Итак, Дороти в Эв, более того, в столице. Озма невольно поежилась: память услужливо подбросила образ женщины с неподвижным лицом, что была представлена Озме как принцесса Лангвидэр. Королева Эвьен в присутствии гостей упоминала о временной эвийской правительнице не слишком понятными недомолвками, старательно сдерживаясь, но всё же Озме не составило труда понять, что Эвьен принцессу люто ненавидит. Правда, девочка пока не успела понять, за то, а местные проблемы с династической книгой и странными правами на наследование были ей чужды. Но принцесса Лангвидэр осталась руководить страной, а Эвьен с детьми отправилась в подземелья гномов. Возможно, за это.

Озма помотала головой, прогоняя неприятные воспоминания. Дальше начиналось что-то совсем непонятное. Очевидно, Дороти пыталась выбраться из Эвны, когда она, Озма, пыталась въехать в город. Она и сама прекрасно помнила перепаханную и усыпанную острыми камнями землю по обе стороны от дороги и пограничные посты, где проверяли всех приезжих. Но то был запрет на въезд, а Дороти пыталась выйти. Неужели здесь за такое можно угодить в тюрьму? Ведь Дороти не нарушала никакой закон… Запрет на перемещение между городами, насколько Озма могла судить, появился до возвращения королевы, следовательно, Дороти угодила в ловушку во время правления Лангвидэр. Пусть и в последние дни. Озма чувствовала, что и ей самой эта женщина нравится всё меньше и меньше.

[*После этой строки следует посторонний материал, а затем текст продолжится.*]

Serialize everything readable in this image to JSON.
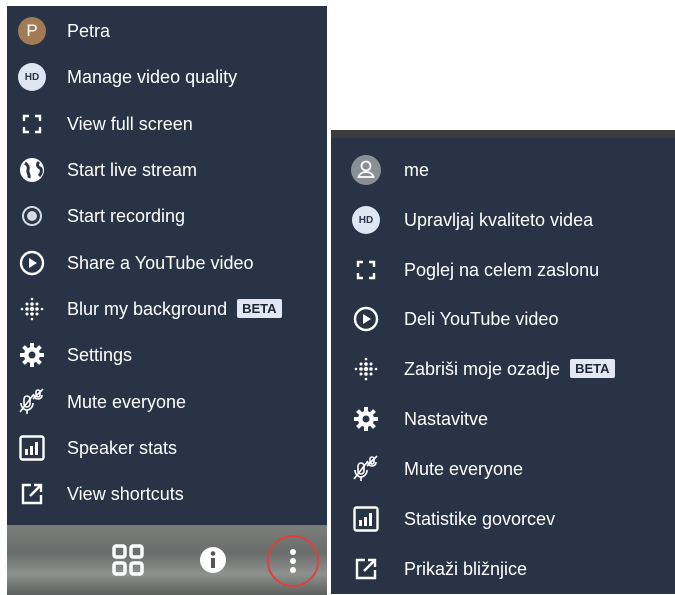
{
  "left_menu": {
    "user": {
      "name": "Petra",
      "avatar_letter": "P"
    },
    "items": [
      {
        "label": "Manage video quality",
        "icon": "hd-icon"
      },
      {
        "label": "View full screen",
        "icon": "fullscreen-icon"
      },
      {
        "label": "Start live stream",
        "icon": "globe-icon"
      },
      {
        "label": "Start recording",
        "icon": "record-icon"
      },
      {
        "label": "Share a YouTube video",
        "icon": "play-circle-icon"
      },
      {
        "label": "Blur my background",
        "icon": "blur-icon",
        "badge": "BETA"
      },
      {
        "label": "Settings",
        "icon": "gear-icon"
      },
      {
        "label": "Mute everyone",
        "icon": "mute-mic-icon"
      },
      {
        "label": "Speaker stats",
        "icon": "stats-icon"
      },
      {
        "label": "View shortcuts",
        "icon": "external-link-icon"
      }
    ],
    "hd_text": "HD"
  },
  "toolbar": {
    "buttons": [
      {
        "name": "grid-view",
        "icon": "grid-icon"
      },
      {
        "name": "info",
        "icon": "info-icon"
      },
      {
        "name": "more-options",
        "icon": "more-vertical-icon"
      }
    ]
  },
  "right_menu": {
    "user": {
      "name": "me"
    },
    "hd_text": "HD",
    "items": [
      {
        "label": "Upravljaj kvaliteto videa",
        "icon": "hd-icon"
      },
      {
        "label": "Poglej na celem zaslonu",
        "icon": "fullscreen-icon"
      },
      {
        "label": "Deli YouTube video",
        "icon": "play-circle-icon"
      },
      {
        "label": "Zabriši moje ozadje",
        "icon": "blur-icon",
        "badge": "BETA"
      },
      {
        "label": "Nastavitve",
        "icon": "gear-icon"
      },
      {
        "label": "Mute everyone",
        "icon": "mute-mic-icon"
      },
      {
        "label": "Statistike govorcev",
        "icon": "stats-icon"
      },
      {
        "label": "Prikaži bližnjice",
        "icon": "external-link-icon"
      }
    ]
  },
  "colors": {
    "menu_bg": "#283446",
    "text": "#ffffff",
    "badge_bg": "#e1e8f3",
    "avatar_petra": "#a07b55",
    "avatar_me": "#8a8f97",
    "highlight_ring": "#e0403a"
  }
}
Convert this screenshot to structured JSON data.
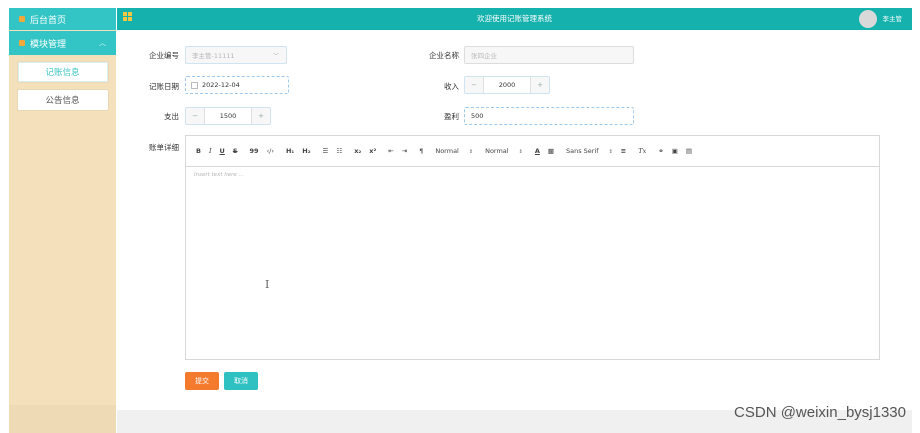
{
  "sidebar": {
    "home_label": "后台首页",
    "group_label": "模块管理",
    "items": [
      {
        "label": "记账信息"
      },
      {
        "label": "公告信息"
      }
    ]
  },
  "header": {
    "title": "欢迎使用记账管理系统",
    "username": "李主管"
  },
  "form": {
    "company_id_label": "企业编号",
    "company_id_value": "李主管-11111",
    "company_name_label": "企业名称",
    "company_name_value": "张四企业",
    "date_label": "记账日期",
    "date_value": "2022-12-04",
    "income_label": "收入",
    "income_value": "2000",
    "expense_label": "支出",
    "expense_value": "1500",
    "profit_label": "盈利",
    "profit_value": "500",
    "detail_label": "账单详细"
  },
  "editor": {
    "toolbar": {
      "bold": "B",
      "italic": "I",
      "underline": "U",
      "strike": "S",
      "quote": "99",
      "code": "‹/›",
      "h1": "H₁",
      "h2": "H₂",
      "ordered_list": "☰",
      "bullet_list": "☷",
      "subscript": "x₂",
      "superscript": "x²",
      "indent_left": "⇤",
      "indent_right": "⇥",
      "rtl": "¶",
      "size_select": "Normal",
      "header_select": "Normal",
      "font_select": "Sans Serif",
      "color": "A",
      "background": "▩",
      "align": "≡",
      "clean": "Tx",
      "link": "🔗",
      "image": "▣",
      "video": "▤"
    },
    "placeholder": "Insert text here ..."
  },
  "buttons": {
    "submit": "提交",
    "cancel": "取消"
  },
  "watermark": "CSDN @weixin_bysj1330",
  "colors": {
    "header": "#14b1ad",
    "sidebar_bg": "#f5e0bc",
    "sidebar_active": "#33c5c5",
    "submit": "#f47a2d",
    "cancel": "#2fc1c1"
  }
}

И всё-таки она не понимала. В присланном Дороти письме не было ни слова о том, где она сейчас находится и кто удерживает её в плену. Городская стража, полиция Эвны? Там сейчас не до этого, со слов той же Эвьен, в столице катастрофически не хватает людей, чтобы навести порядок на улицах. В такой ситуации никто не стал бы тратить силы на маленькую девочку, которая всего лишь пыталась выйти из города.

Дороти просит о помощи — и всё же не говорит ничего конкретного. Как ей помочь, где она находится? Просто сидит в заключении или может быть отправлена на рудники? Во всём, что касалось плана её предполагаемого спасения, в письме был полнейший туман. Озма усилием воли заставила себя не шмыгать носом при упоминании Льва. Дороти не может знать, что он погиб. Озма расскажет ей, и тогда они смогут поплакать вместе. Неуловимо, но Озме стало легче: Дороти — подруга, она поймет и поддержит, что бы ни случилось. Вдвоем гораздо легче противостоять интригам чужой страны. Возможно, у неё не было возможности написать о своем местонахождении? На миг мелькнула мысль о ловушке, но Озма лишь отмахнулась: слишком много в тексте подробностей, которые может знать только Дороти. Больше некому, особенно здесь. Озма даже не была уверена, что в Эв слышали о фее Дороти, принесенных ветром домиках и ведьме Востока. Здесь другие злодеи и другое волшебство. Дороти в любом случае была на побережье. Если с ней и в самом деле случилась беда и кто-то смог завладеть её знаниями, Озме ничего не остается, кроме как отправиться на поиски. Она обязана найти свою подругу. Дороти в этом мире гораздо более беспомощна, чем она сама.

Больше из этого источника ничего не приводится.